Implementing anything new is extremely difficult, especially when everyone is too busy to focus on the bigger picture.
At this stage of the business continuity management lifecycle, plans, processes, and procedures are developed to meet organisational requirements.
Some incident management plans are called ‘specific’ plans because they will be targeted at one or more highly specific issues, such as the loss of a system (availability) or service.
Other types of plans are referred to as ‘generic’ because they deal with multiple issues, such as network outages and telecoms failures.
- Disaster recovery plans tend to be specific, as they usually reflect the failure and recovery of particular systems.

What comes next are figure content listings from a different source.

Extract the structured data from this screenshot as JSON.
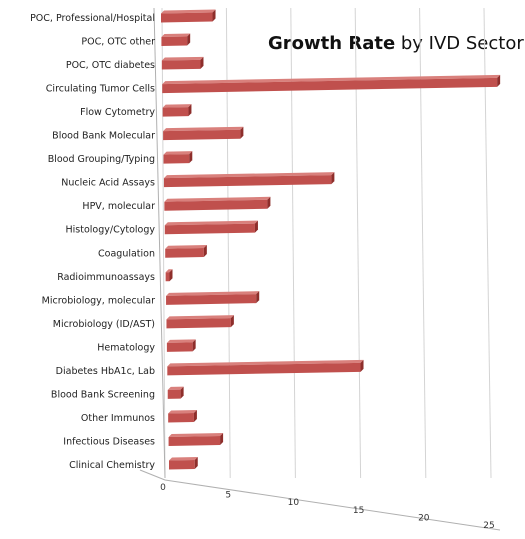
{
  "chart_data": {
    "type": "bar",
    "orientation": "horizontal",
    "title_bold": "Growth Rate",
    "title_rest": " by IVD Sector",
    "categories": [
      "POC, Professional/Hospital",
      "POC, OTC other",
      "POC, OTC diabetes",
      "Circulating Tumor Cells",
      "Flow Cytometry",
      "Blood Bank Molecular",
      "Blood Grouping/Typing",
      "Nucleic Acid Assays",
      "HPV, molecular",
      "Histology/Cytology",
      "Coagulation",
      "Radioimmunoassays",
      "Microbiology, molecular",
      "Microbiology (ID/AST)",
      "Hematology",
      "Diabetes HbA1c, Lab",
      "Blood  Bank Screening",
      "Other Immunos",
      "Infectious Diseases",
      "Clinical Chemistry"
    ],
    "values": [
      4,
      2,
      3,
      26,
      2,
      6,
      2,
      13,
      8,
      7,
      3,
      0.3,
      7,
      5,
      2,
      15,
      1,
      2,
      4,
      2
    ],
    "xlim": [
      0,
      25
    ],
    "x_ticks": [
      "0",
      "5",
      "10",
      "15",
      "20",
      "25"
    ],
    "xlabel": "",
    "ylabel": "",
    "grid": "vertical gridlines",
    "bar_color": "#c0504d",
    "style": "3-D clustered bar"
  }
}
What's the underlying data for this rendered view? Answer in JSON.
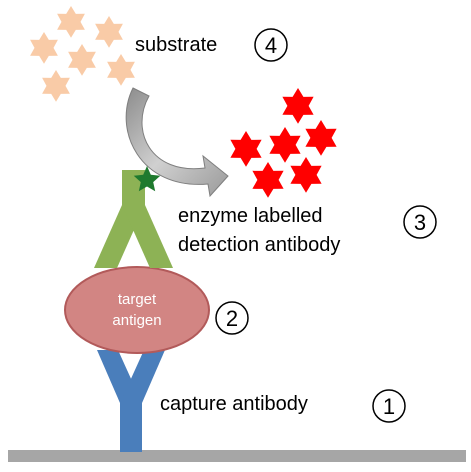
{
  "labels": {
    "substrate": "substrate",
    "enzyme_line1": "enzyme labelled",
    "enzyme_line2": "detection antibody",
    "capture": "capture antibody",
    "antigen_line1": "target",
    "antigen_line2": "antigen"
  },
  "steps": [
    "1",
    "2",
    "3",
    "4"
  ],
  "colors": {
    "substrate_star": "#F9CBA7",
    "product_star": "#FF0000",
    "enzyme_star": "#1F7A2E",
    "detection_antibody": "#8DB255",
    "capture_antibody": "#4A7EBB",
    "antigen_fill": "#D28583",
    "antigen_stroke": "#B25A5A",
    "arrow": "#A6A6A6",
    "baseline": "#A6A6A6"
  }
}
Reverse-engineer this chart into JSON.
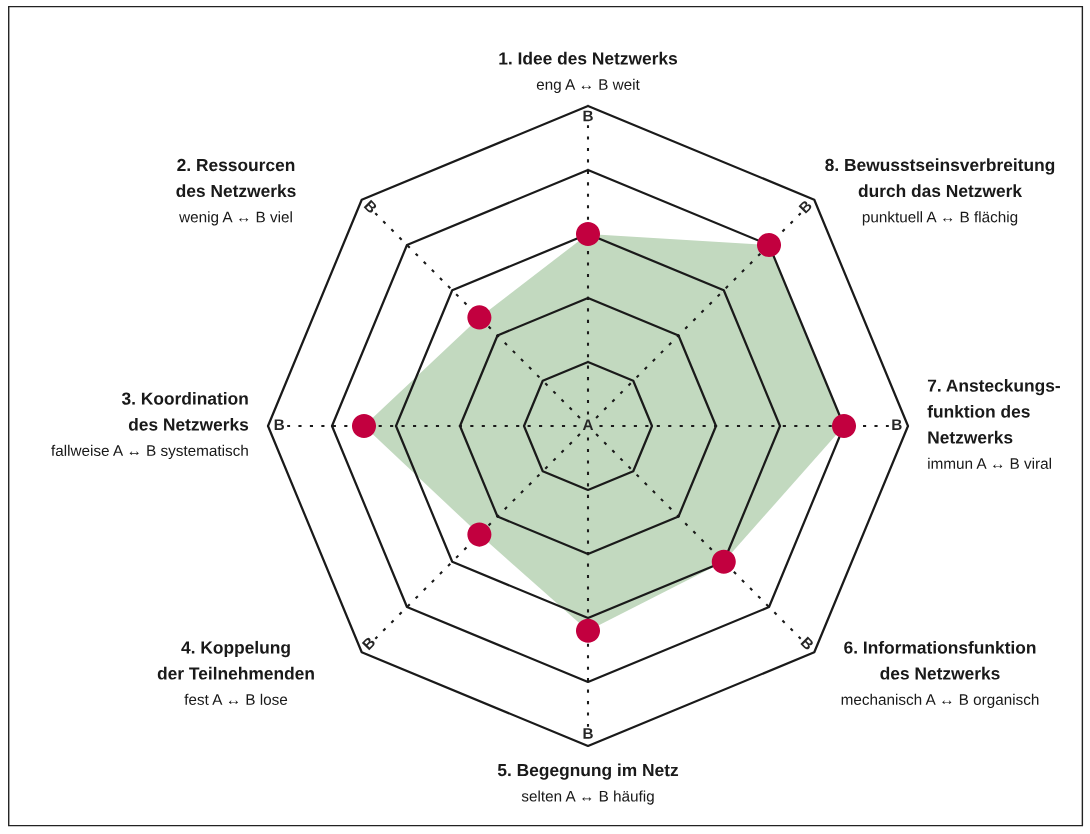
{
  "chart_data": {
    "type": "radar",
    "categories": [
      "1. Idee des Netzwerks\neng A ↔ B weit",
      "8. Bewusstseinsverbreitung\ndurch das Netzwerk\npunktuell A ↔ B flächig",
      "7. Ansteckungs-\nfunktion des\nNetzwerks\nimmun A ↔ B viral",
      "6. Informationsfunktion\ndes Netzwerks\nmechanisch A ↔ B organisch",
      "5. Begegnung im Netz\nselten A ↔ B häufig",
      "4. Koppelung\nder Teilnehmenden\nfest A ↔ B lose",
      "3. Koordination\ndes Netzwerks\nfallweise A ↔ B systematisch",
      "2. Ressourcen\ndes Netzwerks\nwenig A ↔ B viel"
    ],
    "series": [
      {
        "color": "#c2d9bf",
        "colors": [
          "#c2003f",
          "#c2003f",
          "#c2003f",
          "#c2003f",
          "#c2003f",
          "#c2003f",
          "#c2003f",
          "#c2003f"
        ],
        "values": [
          0.6,
          0.8,
          0.8,
          0.6,
          0.64,
          0.48,
          0.7,
          0.48
        ]
      }
    ],
    "ylim": [
      0,
      1
    ],
    "yticks": [
      {
        "value": 0,
        "label": "A"
      },
      {
        "value": 1,
        "label": "B"
      }
    ],
    "marker": "circle",
    "grid": true
  }
}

- Business continuity plans can also be specific or generic, depending on the nature of the incident – they come into effect once the initial response to the incident has identified the cause of the problem and the approach to the solution has been agreed.
- Finally, business resumption plans are designed to take the organisation beyond the continuity stage where it has recovered to a normal or near-normal state.
In this step, you’ll start by learning some key considerations for disaster recovery plans, including associated site and standby systems. Afterwards, you’ll consider what documentation and testing you could do to support these and other plan types, before finally seeing how best to communicate your plans.
Disaster recovery plans
Following a disaster:
- 40% of businesses do not reopen.
- 25% fail within one year.
- 90% fail within two years.
Therefore, your organisation needs a disaster recovery plan. The disaster recovery plan outlines the procedures that need to be followed in the event of a disaster to protect your organisation. Let’s explore some key considerations for your disaster recovery plans.
Your plan should help your organisation recover from major failures of IT and communications infrastructure within the Recovery Time Objective.
If a data centre becomes unavailable, for example, because of a fire or flood, your business may need to move operations to an alternate site. This could be another facility belonging to your organisation or a disaster recovery site provided by a third party.
Once operations have been moved to the alternate site, the order in which the various systems are brought back to operation needs to be carefully planned. You’ll learn more about sites and their associated systems later in this step.
Following a major loss of IT infrastructure, the normal means of communicating inside and outside the organisation, for example email or telephone systems, may be unavailable. Alternative means of communication, especially in the early stages of the incident, need to be established with a secure connection.
There are a few other areas to consider when creating a disaster recovery strategy.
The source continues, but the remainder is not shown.